Nine investment advisers failed to follow Securities and Exchange Commission (SEC) rules designed to keep clients’ assets safe and/or timely disclose financial updates following audits, the agency announced Friday.
BiscayneAmericas Advisers, Garrison Investment Group, Janus Henderson Investors, Lend Academy Investments, Polaris Equity Management, QVR, Ridgeview Asset Management Partners, Steward Capital Management, and Titan Fund Management will combine to pay more than $1 million in total penalties as part of separate settlements with the SEC.
Two of the advisory firms—Polaris and Janus Henderson—violated custody rules, one—QVR—failed to comply with Form ADV, and six firms were penalized for violations of both mandates, the agency said. Without admitting or denying the findings, the firms were censured and ordered to cease and desist.
The custody rule, part of the Investment Advisers Act, requires advisers who have custody of clients’ funds or securities follow specific requirements to prevent the loss, misuse, or misappropriation of those assets, according to the SEC.
Some of the advisers to run afoul of the rule did not conduct required audits or failed to disclose the results of audits to investors in a timely manner, the agency said.
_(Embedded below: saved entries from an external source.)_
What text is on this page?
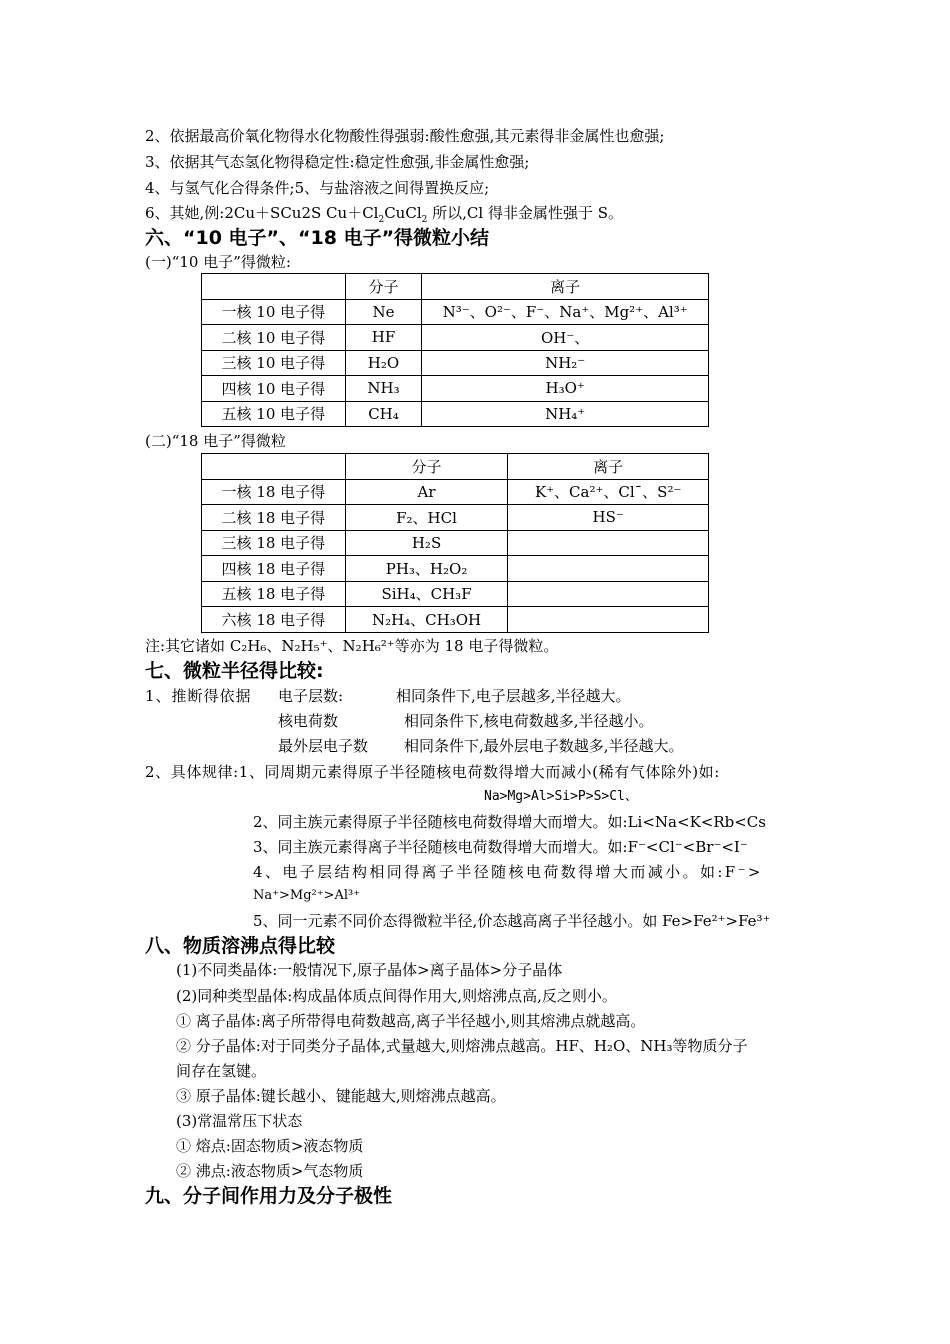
2、依据最高价氧化物得水化物酸性得强弱:酸性愈强,其元素得非金属性也愈强;
3、依据其气态氢化物得稳定性:稳定性愈强,非金属性愈强;
4、与氢气化合得条件;5、与盐溶液之间得置换反应;
6、其她,例:2Cu＋SCu2S $Cu+Cl_2CuCl_2$ 所以,Cl 得非金属性强于 S。
六、“10 电子”、“18 电子”得微粒小结
(一)“10 电子”得微粒:
	分子	离子
一核 10 电子得	Ne	N³⁻、O²⁻、F⁻、Na⁺、Mg²⁺、Al³⁺
二核 10 电子得	HF	OH⁻、
三核 10 电子得	H₂O	NH₂⁻
四核 10 电子得	NH₃	H₃O⁺
五核 10 电子得	CH₄	NH₄⁺
(二)“18 电子”得微粒
	分子	离子
一核 18 电子得	Ar	K⁺、Ca²⁺、Cl¯、S²⁻
二核 18 电子得	F₂、HCl	HS⁻
三核 18 电子得	H₂S	
四核 18 电子得	PH₃、H₂O₂	
五核 18 电子得	SiH₄、CH₃F	
六核 18 电子得	N₂H₄、CH₃OH	
注:其它诸如 C₂H₆、N₂H₅⁺、N₂H₆²⁺等亦为 18 电子得微粒。
七、微粒半径得比较:
1、推断得依据 电子层数:	相同条件下,电子层越多,半径越大。
核电荷数	相同条件下,核电荷数越多,半径越小。
最外层电子数 相同条件下,最外层电子数越多,半径越大。
2、具体规律:1、同周期元素得原子半径随核电荷数得增大而减小(稀有气体除外)如:
Na>Mg>Al>Si>P>S>Cl、
2、同主族元素得原子半径随核电荷数得增大而增大。如:Li<Na<K<Rb<Cs
3、同主族元素得离子半径随核电荷数得增大而增大。如:F⁻<Cl⁻<Br⁻<I⁻
4、电子层结构相同得离子半径随核电荷数得增大而减小。如:F⁻>
Na⁺>Mg²⁺>Al³⁺
5、同一元素不同价态得微粒半径,价态越高离子半径越小。如 Fe>Fe²⁺>Fe³⁺
八、物质溶沸点得比较
(1)不同类晶体:一般情况下,原子晶体>离子晶体>分子晶体
(2)同种类型晶体:构成晶体质点间得作用大,则熔沸点高,反之则小。
① 离子晶体:离子所带得电荷数越高,离子半径越小,则其熔沸点就越高。
② 分子晶体:对于同类分子晶体,式量越大,则熔沸点越高。HF、H₂O、NH₃等物质分子
间存在氢键。
③ 原子晶体:键长越小、键能越大,则熔沸点越高。
(3)常温常压下状态
① 熔点:固态物质>液态物质
② 沸点:液态物质>气态物质
九、分子间作用力及分子极性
Some advisers did not promptly file amended Form ADV to the SEC to show they had received audited financial statements after initially telling the agency they had not received them, the SEC continued. One adviser “did not properly describe the status of its financial statement audits” on its Form ADV and did not update its annual amendment to the form for multiple years, the SEC said.
“Noncompliance with the custody rule creates significant risks for the safety and security of client assets,” Gurbir Grewal, director of SEC’s Enforcement Division, said in a press release. “These actions show that the commission expects private fund advisers to meet their obligations to secure client assets and will pursue those who fail to do so.”
The SEC took the unusual step of promptly resolving its investigations with the advisers, Grewal added. “Counsel should not assume that the division will recommend similar resolutions going forward,” he said.
Of the investment firms, Garrison will pay the largest penalty at $330,000.
In 2018 and 2019, Garrison failed to distribute in a timely manner to its clients the annual audited financial statements of some of the relevant private funds it was managing, according to the SEC’s order. Garrison did not promptly update its Forms ADV following audits, instead waiting 11 months, the agency said. The firm also failed to comply with the custody rule in 2020 and 2021, the SEC alleged.
Garrison could not be reached for comment.
Janus Henderson had the second-largest penalty of the group at $150,000. The SEC found the firm didn’t send audited financial statements to about 10 percent of investors in one private fund over a three-year period, according to a Janus Henderson spokesperson.
“Fewer than 20 institutional clients were affected,” the spokesperson said in an emailed statement. The firm has added oversight to prevent “future delays in the distribution of statements” and cooperated fully with the SEC, the spokesperson added.